Should I use a migration agent or a lawyer?
Both registered migration agents, and migration lawyers are trained to process visa applications. Migration lawyershowever, are also trained in general legal procedure, and therefore will have more tools at their disposal for solving a client’s migration matter. Lawyers are also bound by their own code of conduct, and face harsh sanctions where this is breached.
Do I need to use an advisor at all?
The visa application process in Australia enables anyone to complete and lodge their own application. And many individuals do this and succeed. However, migration law and policy is both complex and changing. Migration agents and migration lawyers deal with migration and visa issues on a daily basis and are able to see quickly, the issues relevant to an individual’s application.

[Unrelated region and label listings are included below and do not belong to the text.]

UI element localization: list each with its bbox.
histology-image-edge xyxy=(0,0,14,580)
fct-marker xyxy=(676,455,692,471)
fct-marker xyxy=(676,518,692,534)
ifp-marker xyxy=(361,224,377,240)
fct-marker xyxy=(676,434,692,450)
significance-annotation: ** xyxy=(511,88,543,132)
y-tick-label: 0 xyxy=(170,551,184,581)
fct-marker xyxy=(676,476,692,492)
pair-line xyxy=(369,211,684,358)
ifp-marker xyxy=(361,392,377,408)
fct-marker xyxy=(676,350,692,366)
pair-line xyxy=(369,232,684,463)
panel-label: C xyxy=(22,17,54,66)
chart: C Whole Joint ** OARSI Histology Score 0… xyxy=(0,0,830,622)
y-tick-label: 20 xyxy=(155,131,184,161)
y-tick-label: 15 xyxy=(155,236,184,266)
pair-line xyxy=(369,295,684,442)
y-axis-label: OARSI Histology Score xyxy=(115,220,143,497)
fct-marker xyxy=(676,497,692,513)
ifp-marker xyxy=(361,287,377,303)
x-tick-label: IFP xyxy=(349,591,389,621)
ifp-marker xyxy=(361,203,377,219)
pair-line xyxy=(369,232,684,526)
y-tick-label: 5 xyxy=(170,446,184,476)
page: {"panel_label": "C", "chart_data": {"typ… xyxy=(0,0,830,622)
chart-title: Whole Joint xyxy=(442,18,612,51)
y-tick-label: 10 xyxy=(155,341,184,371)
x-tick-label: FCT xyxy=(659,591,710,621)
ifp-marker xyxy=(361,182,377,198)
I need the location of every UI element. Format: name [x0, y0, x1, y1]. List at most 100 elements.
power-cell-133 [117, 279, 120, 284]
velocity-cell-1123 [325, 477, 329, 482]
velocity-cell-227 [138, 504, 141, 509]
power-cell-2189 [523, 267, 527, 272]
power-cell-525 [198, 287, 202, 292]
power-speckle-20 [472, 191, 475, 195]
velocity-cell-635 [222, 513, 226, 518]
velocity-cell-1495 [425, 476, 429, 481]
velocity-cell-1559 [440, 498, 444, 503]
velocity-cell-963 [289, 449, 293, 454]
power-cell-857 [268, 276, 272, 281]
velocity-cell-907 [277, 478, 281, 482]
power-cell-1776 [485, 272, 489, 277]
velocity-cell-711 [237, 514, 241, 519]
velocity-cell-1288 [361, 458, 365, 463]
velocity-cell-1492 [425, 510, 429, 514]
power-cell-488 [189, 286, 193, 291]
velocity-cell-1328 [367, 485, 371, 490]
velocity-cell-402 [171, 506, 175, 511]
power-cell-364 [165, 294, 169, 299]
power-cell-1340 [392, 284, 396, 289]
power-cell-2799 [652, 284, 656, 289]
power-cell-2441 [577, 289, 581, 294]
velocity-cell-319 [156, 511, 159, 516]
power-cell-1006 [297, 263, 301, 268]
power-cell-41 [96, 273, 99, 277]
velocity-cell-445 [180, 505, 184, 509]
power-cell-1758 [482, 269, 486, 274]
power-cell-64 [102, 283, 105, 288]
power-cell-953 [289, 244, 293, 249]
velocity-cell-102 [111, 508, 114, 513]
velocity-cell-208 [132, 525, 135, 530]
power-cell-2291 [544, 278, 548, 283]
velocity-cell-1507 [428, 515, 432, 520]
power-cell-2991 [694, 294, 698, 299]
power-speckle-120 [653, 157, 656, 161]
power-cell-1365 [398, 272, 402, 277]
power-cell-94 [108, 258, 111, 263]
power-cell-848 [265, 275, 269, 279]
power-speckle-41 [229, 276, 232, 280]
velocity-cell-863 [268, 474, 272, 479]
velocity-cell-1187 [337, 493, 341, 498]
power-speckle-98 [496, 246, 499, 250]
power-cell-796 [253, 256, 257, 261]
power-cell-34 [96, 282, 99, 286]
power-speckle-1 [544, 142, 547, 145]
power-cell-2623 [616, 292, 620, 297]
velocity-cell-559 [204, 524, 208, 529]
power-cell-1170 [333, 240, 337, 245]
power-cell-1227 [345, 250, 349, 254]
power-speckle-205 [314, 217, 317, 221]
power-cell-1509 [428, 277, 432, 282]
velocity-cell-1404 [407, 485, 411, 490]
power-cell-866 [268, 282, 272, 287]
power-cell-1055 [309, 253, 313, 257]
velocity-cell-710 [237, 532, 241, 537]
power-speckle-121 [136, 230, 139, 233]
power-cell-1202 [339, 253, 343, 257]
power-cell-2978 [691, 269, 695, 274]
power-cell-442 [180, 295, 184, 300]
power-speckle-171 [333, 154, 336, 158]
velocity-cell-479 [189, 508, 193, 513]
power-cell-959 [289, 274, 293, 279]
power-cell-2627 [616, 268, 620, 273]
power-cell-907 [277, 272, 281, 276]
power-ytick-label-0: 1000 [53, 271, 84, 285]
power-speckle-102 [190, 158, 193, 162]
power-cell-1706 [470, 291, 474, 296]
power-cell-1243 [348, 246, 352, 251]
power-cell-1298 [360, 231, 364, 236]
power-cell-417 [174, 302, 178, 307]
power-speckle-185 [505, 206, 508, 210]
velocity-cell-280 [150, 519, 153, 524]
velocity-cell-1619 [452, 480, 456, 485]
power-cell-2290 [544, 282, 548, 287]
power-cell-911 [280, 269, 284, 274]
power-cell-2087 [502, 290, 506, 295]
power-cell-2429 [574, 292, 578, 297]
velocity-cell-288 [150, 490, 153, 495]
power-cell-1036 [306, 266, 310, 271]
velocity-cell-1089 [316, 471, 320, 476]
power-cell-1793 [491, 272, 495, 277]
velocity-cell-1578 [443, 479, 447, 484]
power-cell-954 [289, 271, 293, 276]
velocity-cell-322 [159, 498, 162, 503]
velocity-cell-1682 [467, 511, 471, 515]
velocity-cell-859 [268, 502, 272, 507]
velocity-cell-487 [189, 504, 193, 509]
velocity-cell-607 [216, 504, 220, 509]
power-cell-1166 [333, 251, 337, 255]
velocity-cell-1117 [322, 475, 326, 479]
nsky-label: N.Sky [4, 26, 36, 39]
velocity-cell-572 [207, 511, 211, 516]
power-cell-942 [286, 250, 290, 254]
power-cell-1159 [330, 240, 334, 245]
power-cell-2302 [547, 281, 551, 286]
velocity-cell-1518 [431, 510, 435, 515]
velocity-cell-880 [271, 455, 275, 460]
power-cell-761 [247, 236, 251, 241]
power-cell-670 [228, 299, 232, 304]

Migration agents and lawyers can also advise the client on full range of visa options available to the client, as well as advise of any policy changes current or pending which may impact the client’s application. These matters will not always be apparent to the applicant working on their own.
What do I need to get a visa?
A range of visa options is available, each with their own requirements or primary criteria. Below are examples of some of those criteria:
Skilled Migrant visa applicants must be under 45 years of age, be tertiary qualified, and have good English.
Spouse visa applicants must demonstrate that they have a genuine and ongoing spousal relationship with their sponsoring spouse.
Student visa applicants must demonstrate that they are genuine students, in order to meet the primary criteria for that subclass. They must also be capable of supporting themselves financially while they are in Australia without resorting to employment.
Requirements will also vary according to an applicant’s country of origin and family ties, as well as the applicant’s intended length of stay in Australia.
It should be noted that criteria in all visa applications are strict. If the applicant knows they do not satisfy the criteria for a given visa subclass, they should not apply for that subclass, as there is no discretion for the decision-maker to make an exception.
What if my application is refused?
Where a visa application is refused by the Department of Immigration, there are some rights of appeal. Depending on the type of visa, the applicant may be able to have their application reviewed in the Administrative Appeals Tribunal (AAT). If the Tribunal allows the appeal, the applicant’s case is then remitted to the Department for further consideration. It should be noted that a positive finding by the Tribunal does not of itself mean the grant of the visa – it merely requires the Department to reconsider its original decision.
What are the limitations on my visa?
A visa will often have conditions attached to it. These may include restrictions on the right to work, to study, or to receive social security benefits. The visa-applicant must be sure they understand the conditions attached to their own visa. Where conditions are breached, the visa-holder may have their visarevoked, or worse, face deportation.
Will a visa give me citizenship in Australia?
Not of itself. A visa is only a right to enter and remain in Australia for a specified period. Some types of visa however, give the visa-holder permanent residency status in Australia. Provided certain criteria are met, a visa-holder with permanent residency may have the right to apply for citizenship in the future.
Can I extend my visa term once I’m in Australia?
Provided you don’t have a “No Further Stay” condition attached to your visa, you may be able to apply for a further visa to enable you to stay for a further period. While this second application is being considered, you may be granted a bridging visa enabling you to remain lawfully in Australia while this second application is being assessed. If however, this subsequent application is refused, you will have to leave Australia before a specified date.